Activist: Gay Muslims do, can exist


Faisal Alam, a gay Muslim activist, spoke at USC on Tuesday night about bridging the various stereotypes of Islam with followers who are progressive or gay.

Breaking out · Activist Faisal Alam struggled growing us a gay Muslim, and went on to found a support organization for LGBT Muslims. - Dan Doperalski | Daily Trojan

The Queer and Ally Student Assembly hosted Alam in Doheny Library in an effort to provide a different perspective to the LGBT and Muslim community.

“There is a notion that Islam is out to take over the world — that we will bring Islamic fundamentality to the U.S. … and so there is this association with that in the U.S. today,” Alam said.

QuASA Executive Director Emily Allen said the organization wanted to host an event that incorporated a wide variety of people — in this case, the Muslim and LGBT communities.

“This event caters to the Islamic community and other people who want to know more about this section of the queer community,” Allen said.

Alam spoke to a full crowd in the Intellectual Commons about a side of Islam that many Muslims and Americans might not be familiar with.

“Islam is a very diverse and dynamic faith. There are more than 1.5 billion Muslims in the world and 56 countries with Muslim majorities,” Alam said.

Alam said he struggled with coming out as a gay Muslim growing up in a small town in Connecticut, and that when he was growing up, he was taught that a gay Muslim cannot and should not exist.

“This notion that [being a gay Muslim] was not acceptable or that it didn’t exist obviously caused me a lot of pain, because by the time I got to high school, when I realized that I was gay, I was faced with this question of: How can I be gay if I’m Muslim, if God doesn’t make someone like that and if it’s not acceptable?” Alam said.

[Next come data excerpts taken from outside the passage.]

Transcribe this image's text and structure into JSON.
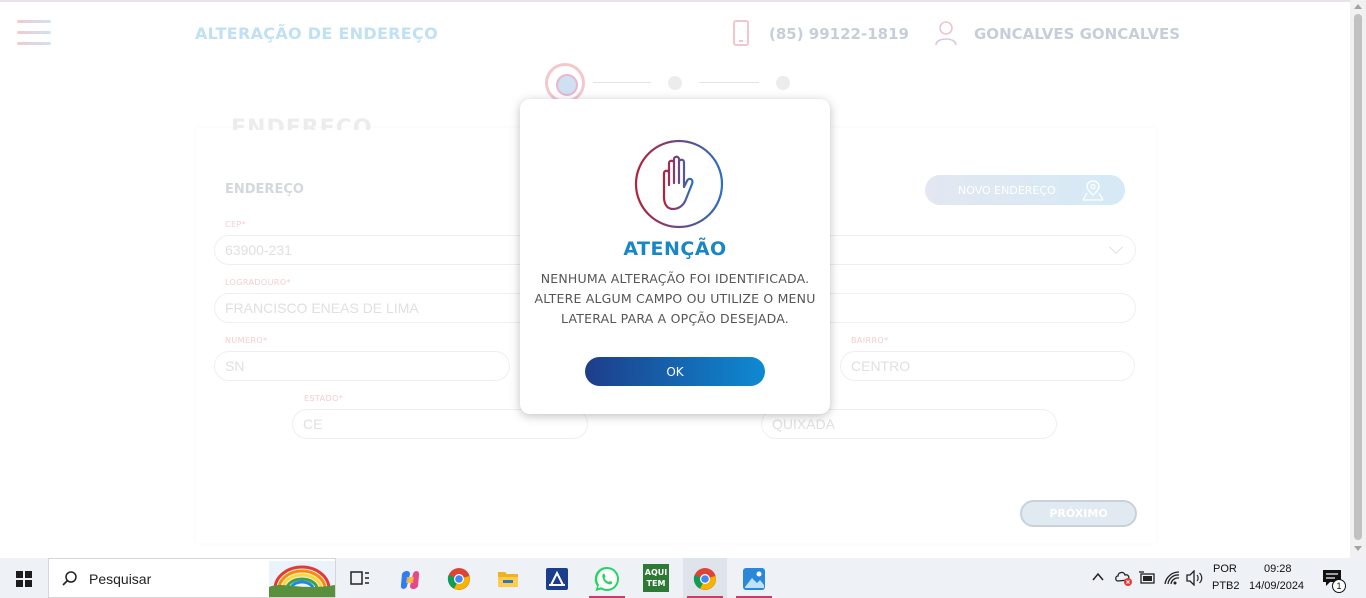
{
  "header": {
    "title": "ALTERAÇÃO DE ENDEREÇO",
    "phone": "(85) 99122-1819",
    "user_name": "GONCALVES GONCALVES"
  },
  "form": {
    "heading": "ENDEREÇO",
    "section_title": "ENDEREÇO",
    "new_address_button": "NOVO ENDEREÇO",
    "fields": {
      "cep_label": "CEP*",
      "cep_value": "63900-231",
      "logradouro_label": "LOGRADOURO*",
      "logradouro_value": "FRANCISCO ENEAS DE LIMA",
      "numero_label": "NUMERO*",
      "numero_value": "SN",
      "bairro_label": "BAIRRO*",
      "bairro_value": "CENTRO",
      "estado_label": "ESTADO*",
      "estado_value": "CE",
      "cidade_value": "QUIXADA"
    },
    "next_button": "PRÓXIMO"
  },
  "modal": {
    "title": "ATENÇÃO",
    "line1": "NENHUMA ALTERAÇÃO FOI IDENTIFICADA.",
    "line2": "ALTERE ALGUM CAMPO OU UTILIZE O MENU",
    "line3": "LATERAL PARA A OPÇÃO DESEJADA.",
    "ok_button": "OK",
    "icon": "stop-hand-icon"
  },
  "taskbar": {
    "search_placeholder": "Pesquisar",
    "language_line1": "POR",
    "language_line2": "PTB2",
    "time": "09:28",
    "date": "14/09/2024",
    "notification_count": "1",
    "aqui_tem_line1": "AQUI",
    "aqui_tem_line2": "TEM"
  },
  "colors": {
    "accent_blue": "#1987c7",
    "ok_gradient_start": "#1e3d8a",
    "ok_gradient_end": "#0e8ad2",
    "hand_red": "#b3213b",
    "hand_blue": "#2b6fc1"
  }
}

Alam said that because he was so heavily involved in a Muslim community growing up, he wanted to get involved in the global Muslim gay community. For this reason, he started an e-mail listserv for gay Muslims.

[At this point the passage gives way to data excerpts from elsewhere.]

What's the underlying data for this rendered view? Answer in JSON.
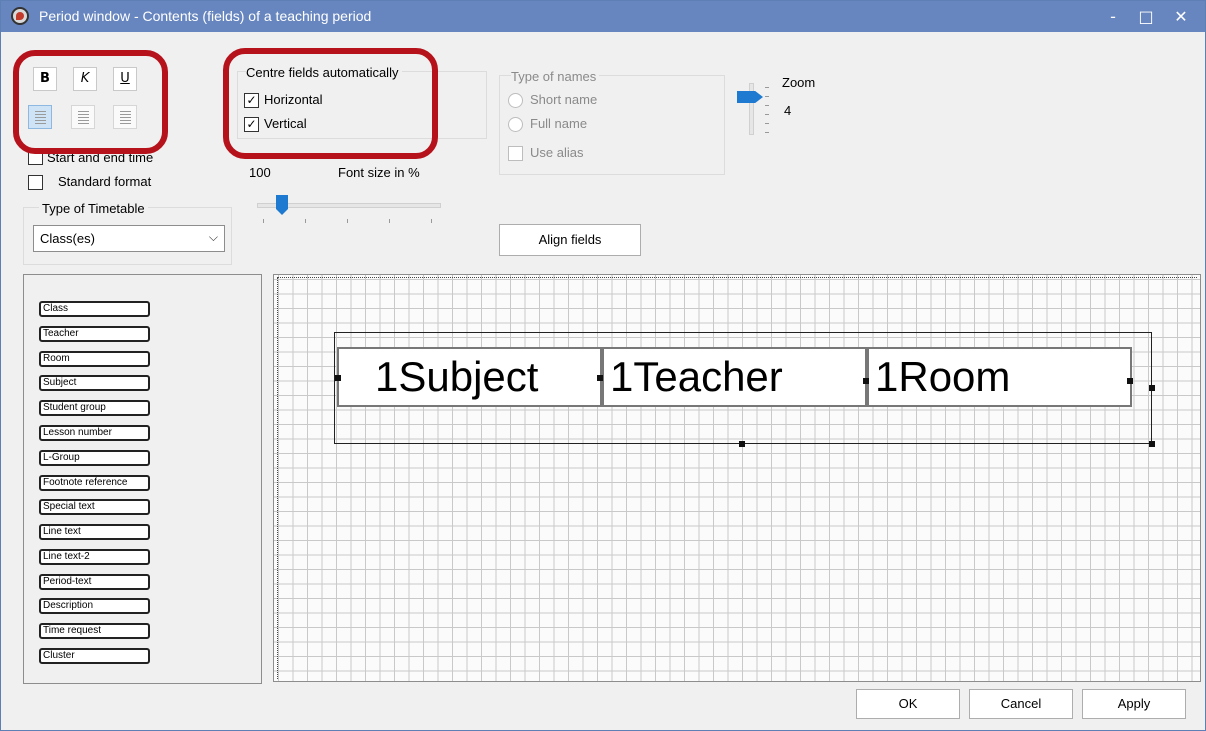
{
  "window": {
    "title": "Period window - Contents (fields) of a teaching period",
    "controls": {
      "minimize": "-",
      "maximize": "□",
      "close": "✕"
    }
  },
  "format": {
    "bold": "B",
    "italic": "K",
    "underline": "U",
    "align_left_icon": "align-left-icon",
    "align_center_icon": "align-center-icon",
    "align_right_icon": "align-right-icon"
  },
  "centre_fields": {
    "label": "Centre fields automatically",
    "horizontal": {
      "label": "Horizontal",
      "checked": true
    },
    "vertical": {
      "label": "Vertical",
      "checked": true
    }
  },
  "options": {
    "start_end_time": {
      "label": "Start and end time",
      "checked": false
    },
    "standard_format": {
      "label": "Standard format",
      "checked": false
    }
  },
  "font_size": {
    "value": "100",
    "label": "Font size in %"
  },
  "type_of_names": {
    "label": "Type of names",
    "short_name": "Short name",
    "full_name": "Full name",
    "use_alias": "Use alias"
  },
  "zoom": {
    "label": "Zoom",
    "value": "4"
  },
  "timetable": {
    "label": "Type of Timetable",
    "selected": "Class(es)"
  },
  "align_fields": "Align fields",
  "field_list": [
    "Class",
    "Teacher",
    "Room",
    "Subject",
    "Student group",
    "Lesson number",
    "L-Group",
    "Footnote reference",
    "Special text",
    "Line text",
    "Line text-2",
    "Period-text",
    "Description",
    "Time request",
    "Cluster"
  ],
  "lesson_fields": [
    "1Subject",
    "1Teacher",
    "1Room"
  ],
  "buttons": {
    "ok": "OK",
    "cancel": "Cancel",
    "apply": "Apply"
  },
  "colors": {
    "titlebar": "#6786bf",
    "highlight": "#b5121b",
    "accent": "#1e7ad0"
  }
}
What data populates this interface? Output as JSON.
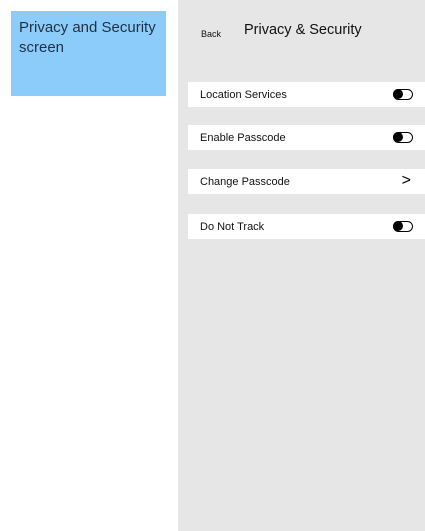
{
  "annotation": {
    "text": "Privacy and Security screen"
  },
  "header": {
    "back_label": "Back",
    "title": "Privacy & Security"
  },
  "settings": {
    "location_services": {
      "label": "Location Services",
      "toggle": "off"
    },
    "enable_passcode": {
      "label": "Enable Passcode",
      "toggle": "off"
    },
    "change_passcode": {
      "label": "Change Passcode",
      "chevron": ">"
    },
    "do_not_track": {
      "label": "Do Not Track",
      "toggle": "off"
    }
  },
  "colors": {
    "annotation_bg": "#8cccfb",
    "screen_bg": "#e6e6e6",
    "row_bg": "#ffffff"
  }
}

“Within minutes, people started to join, because that’s how much silence there is among people in our community about this issue. But for six months, not one person out of the 50 people who had joined wrote a message,” Alam said.

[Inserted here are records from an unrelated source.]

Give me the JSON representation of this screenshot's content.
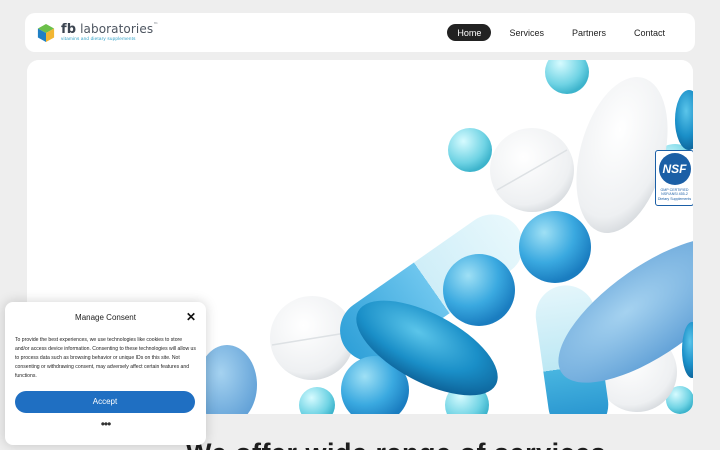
{
  "header": {
    "logo": {
      "main_prefix": "fb",
      "main_suffix": "laboratories",
      "tm": "™",
      "tagline": "vitamins and dietary supplements"
    },
    "nav": [
      {
        "label": "Home",
        "active": true
      },
      {
        "label": "Services",
        "active": false
      },
      {
        "label": "Partners",
        "active": false
      },
      {
        "label": "Contact",
        "active": false
      }
    ]
  },
  "hero": {
    "badge": {
      "brand": "NSF",
      "line1": "GMP CERTIFIED",
      "line2": "NSF/ANSI 455-2",
      "line3": "Dietary Supplements"
    }
  },
  "main": {
    "heading": "We offer wide range of services"
  },
  "consent": {
    "title": "Manage Consent",
    "body": "To provide the best experiences, we use technologies like cookies to store and/or access device information. Consenting to these technologies will allow us to process data such as browsing behavior or unique IDs on this site. Not consenting or withdrawing consent, may adversely affect certain features and functions.",
    "accept_label": "Accept",
    "more_label": "•••",
    "close_label": "✕"
  },
  "colors": {
    "accent": "#1f6fc2",
    "nav_active_bg": "#222222",
    "background": "#eeeeee"
  }
}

He launched the organization Al Fatiha in 1998 to address the issues of LGBT Muslims and provide support in reconciling their faith and their sexual orientation.

“The world is really not black or white — regardless of what Osama Bin Laden, George Bush or Barack Obama want us to believe,” Alam said. “I believe there is great diversity in the world and a lot of complexity in the world.  And a lot of times we are looking for quick answers and we don’t want to look at the history of the world we live in.”